19.43 – I’m not a masochist

I did state a few posts ago that doing tax return is compulsory in Poland. It turned out it’s a bit more sophisticated than that. Mum’s tax return was done by ZUS, the government pension and insurance agency. However, if she did it herself (or, in her case, with a help of a trusted friend), she could apply various deductions and get some of her tax back. Oh well, that’s not that important I guess, especially in the current situation.

I’m supposed to be in the UK tomorrow as I have appointment in the Job Centre. I don’t quite know how I’ll manage to do that. I messaged that I had to leave the country due to family emergency and no one replied so far.

Can this blog be classified as a business?

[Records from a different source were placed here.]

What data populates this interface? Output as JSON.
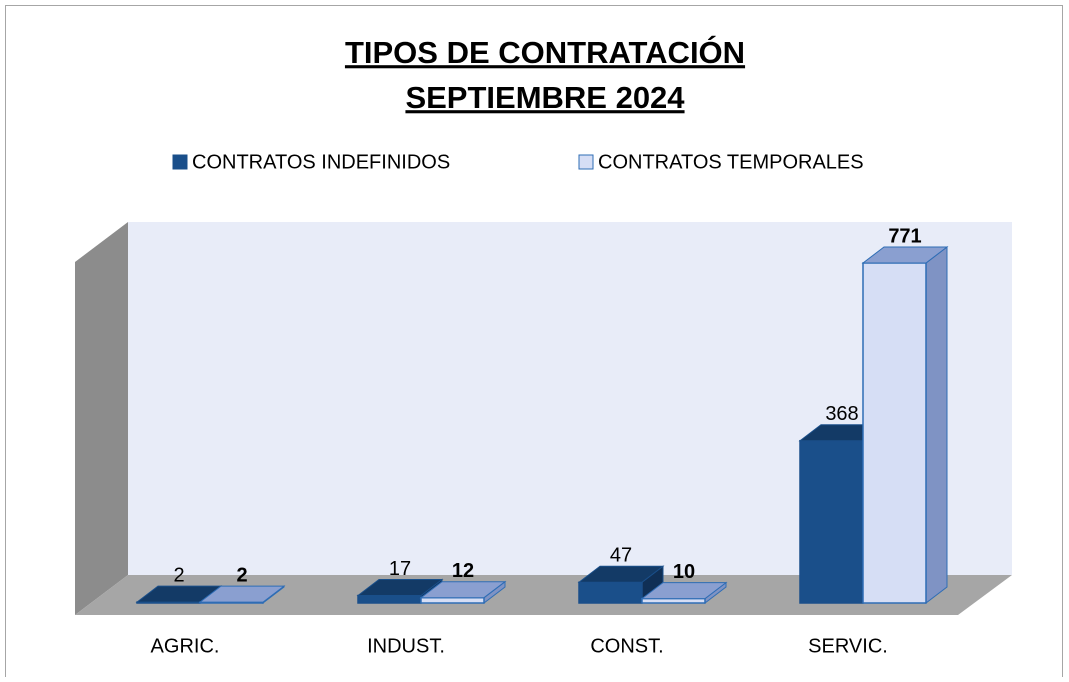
{
  "chart_data": {
    "type": "bar3d",
    "title": [
      "TIPOS DE CONTRATACIÓN",
      "SEPTIEMBRE 2024"
    ],
    "categories": [
      "AGRIC.",
      "INDUST.",
      "CONST.",
      "SERVIC."
    ],
    "series": [
      {
        "name": "CONTRATOS INDEFINIDOS",
        "color": "#1a4f8a",
        "values": [
          2,
          17,
          47,
          368
        ]
      },
      {
        "name": "CONTRATOS TEMPORALES",
        "color": "#d6def5",
        "values": [
          2,
          12,
          10,
          771
        ]
      }
    ],
    "legend": "top"
  }
}
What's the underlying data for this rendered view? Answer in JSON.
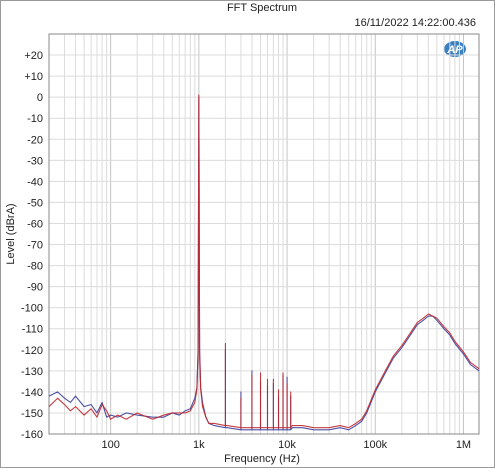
{
  "chart_data": {
    "type": "line",
    "title": "FFT Spectrum",
    "timestamp": "16/11/2022 14:22:00.436",
    "xlabel": "Frequency (Hz)",
    "ylabel": "Level (dBrA)",
    "x_scale": "log",
    "xlim": [
      20,
      1500000
    ],
    "ylim": [
      -160,
      30
    ],
    "x_ticks": [
      {
        "value": 100,
        "label": "100"
      },
      {
        "value": 1000,
        "label": "1k"
      },
      {
        "value": 10000,
        "label": "10k"
      },
      {
        "value": 100000,
        "label": "100k"
      },
      {
        "value": 1000000,
        "label": "1M"
      }
    ],
    "y_ticks": [
      {
        "value": 20,
        "label": "+20"
      },
      {
        "value": 10,
        "label": "+10"
      },
      {
        "value": 0,
        "label": "0"
      },
      {
        "value": -10,
        "label": "-10"
      },
      {
        "value": -20,
        "label": "-20"
      },
      {
        "value": -30,
        "label": "-30"
      },
      {
        "value": -40,
        "label": "-40"
      },
      {
        "value": -50,
        "label": "-50"
      },
      {
        "value": -60,
        "label": "-60"
      },
      {
        "value": -70,
        "label": "-70"
      },
      {
        "value": -80,
        "label": "-80"
      },
      {
        "value": -90,
        "label": "-90"
      },
      {
        "value": -100,
        "label": "-100"
      },
      {
        "value": -110,
        "label": "-110"
      },
      {
        "value": -120,
        "label": "-120"
      },
      {
        "value": -130,
        "label": "-130"
      },
      {
        "value": -140,
        "label": "-140"
      },
      {
        "value": -150,
        "label": "-150"
      },
      {
        "value": -160,
        "label": "-160"
      }
    ],
    "grid": true,
    "colors": {
      "grid": "#dcdcdc",
      "axis": "#888888",
      "logo": "#3a7fc1"
    },
    "logo_text": "AP",
    "series": [
      {
        "color": "#3b3f9a",
        "x": [
          20,
          25,
          30,
          35,
          40,
          50,
          60,
          70,
          80,
          90,
          100,
          120,
          150,
          200,
          300,
          400,
          500,
          600,
          700,
          800,
          900,
          950,
          980,
          1000,
          1020,
          1050,
          1100,
          1200,
          1300,
          1500,
          2000,
          2000,
          2000,
          2100,
          3000,
          3000,
          3000,
          3100,
          4000,
          4000,
          4000,
          4100,
          5000,
          5000,
          5000,
          5100,
          6000,
          6000,
          6000,
          6100,
          7000,
          7000,
          7000,
          7200,
          8000,
          8000,
          8000,
          8200,
          9000,
          9000,
          9000,
          9200,
          10000,
          10000,
          10000,
          10300,
          11000,
          11000,
          11000,
          11500,
          13000,
          15000,
          20000,
          30000,
          40000,
          50000,
          60000,
          70000,
          80000,
          100000,
          130000,
          160000,
          200000,
          250000,
          300000,
          350000,
          400000,
          450000,
          500000,
          600000,
          700000,
          800000,
          1000000,
          1200000,
          1500000
        ],
        "y": [
          -142,
          -140,
          -143,
          -145,
          -142,
          -147,
          -146,
          -150,
          -145,
          -152,
          -151,
          -152,
          -150,
          -151,
          -152,
          -152,
          -150,
          -151,
          -149,
          -148,
          -143,
          -138,
          -120,
          0,
          -120,
          -138,
          -145,
          -152,
          -155,
          -156,
          -157,
          -120,
          -157,
          -157,
          -158,
          -140,
          -158,
          -158,
          -158,
          -130,
          -158,
          -158,
          -158,
          -135,
          -158,
          -158,
          -158,
          -137,
          -158,
          -158,
          -158,
          -136,
          -158,
          -158,
          -158,
          -142,
          -158,
          -158,
          -158,
          -132,
          -158,
          -158,
          -158,
          -133,
          -158,
          -158,
          -158,
          -142,
          -158,
          -157,
          -157,
          -157,
          -158,
          -158,
          -157,
          -158,
          -156,
          -154,
          -150,
          -140,
          -131,
          -124,
          -119,
          -113,
          -108,
          -106,
          -104,
          -104,
          -106,
          -110,
          -113,
          -117,
          -122,
          -127,
          -130
        ]
      },
      {
        "color": "#c0272d",
        "x": [
          20,
          25,
          30,
          35,
          40,
          50,
          60,
          70,
          80,
          90,
          100,
          120,
          150,
          200,
          300,
          400,
          500,
          600,
          700,
          800,
          900,
          950,
          980,
          1000,
          1020,
          1050,
          1100,
          1200,
          1300,
          1500,
          2000,
          2000,
          2000,
          2100,
          3000,
          3000,
          3000,
          3100,
          4000,
          4000,
          4000,
          4100,
          5000,
          5000,
          5000,
          5100,
          6000,
          6000,
          6000,
          6100,
          7000,
          7000,
          7000,
          7200,
          8000,
          8000,
          8000,
          8200,
          9000,
          9000,
          9000,
          9200,
          10000,
          10000,
          10000,
          10300,
          11000,
          11000,
          11000,
          11500,
          13000,
          15000,
          20000,
          30000,
          40000,
          50000,
          60000,
          70000,
          80000,
          100000,
          130000,
          160000,
          200000,
          250000,
          300000,
          350000,
          400000,
          450000,
          500000,
          600000,
          700000,
          800000,
          1000000,
          1200000,
          1500000
        ],
        "y": [
          -147,
          -143,
          -146,
          -149,
          -147,
          -151,
          -148,
          -152,
          -146,
          -149,
          -153,
          -151,
          -153,
          -150,
          -153,
          -151,
          -150,
          -150,
          -150,
          -149,
          -145,
          -139,
          -122,
          1,
          -122,
          -139,
          -147,
          -152,
          -155,
          -155,
          -156,
          -117,
          -156,
          -156,
          -157,
          -143,
          -157,
          -157,
          -157,
          -132,
          -157,
          -157,
          -157,
          -131,
          -157,
          -157,
          -157,
          -134,
          -157,
          -157,
          -157,
          -134,
          -157,
          -157,
          -157,
          -139,
          -157,
          -157,
          -157,
          -131,
          -157,
          -157,
          -157,
          -136,
          -157,
          -157,
          -157,
          -140,
          -157,
          -156,
          -156,
          -156,
          -157,
          -157,
          -156,
          -157,
          -155,
          -153,
          -149,
          -139,
          -130,
          -123,
          -118,
          -112,
          -107,
          -105,
          -103,
          -104,
          -105,
          -109,
          -112,
          -116,
          -121,
          -126,
          -129
        ]
      }
    ]
  }
}
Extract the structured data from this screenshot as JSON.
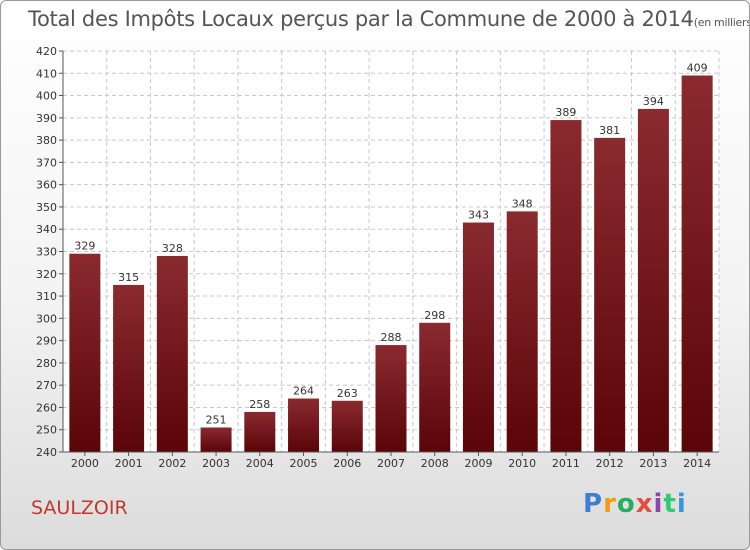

I’m not earning any money on it and the Donate button doesn’t even work, but I certainly spend more than 35h a week either writing or preparing something that I could write about. Not having many readers either but then, I only just started.

I feel like I have so much to say and share. I could easily spend my life writing about things that happened to me.

Like for example, when I was getting my claim against Home Group ready, I had a strong intention to use it to campaign to improve autistic people lives. I didn’t spend any time thinking how this can be achieved. ‘Devi used to pull faces at me a lot and Home Group didn’t do anything about it’ was that what I was supposed to say? Oh yes, there was that memo sent out about me ‘in June’ but then I had no evidence. I was probably rather right thinking that if I make subject access request no such email will be found.

So I really don’t know how I wanted to achieve that campaign. And then, after I read the response to my claim, I realised that nobody would believe my side of the story. Instead people would wonder ‘why didn’t she just leave if it was as bad as that? Maybe she’s a masochist, and in that case she deserves what happened to her’.

Well… I don’t think I’m a masochist but I have to admit I don’t sense danger very well, or even if I do, I tend to go for it. My understanding is, that’s an autistic thing. Although, obviously, we’re all different, please remember that.

I often feel like there is a glass jar around me that I have no choice but to try to break. I can see people around me but I can’t hear them very well, we don’t interact, don’t do anything together. Staying in a job that I’m not happy with and being compliant feels like being stuck under that jar. Starting a fight is like trying to break it. I really wish I had a different option, like possibly someone will remove that jar one day and let me join the people that I could only watch so far.

I don’t know what I really wanted to achieve by my fight with Home Group. The jar didn’t get broken at all but I certainly got hurt.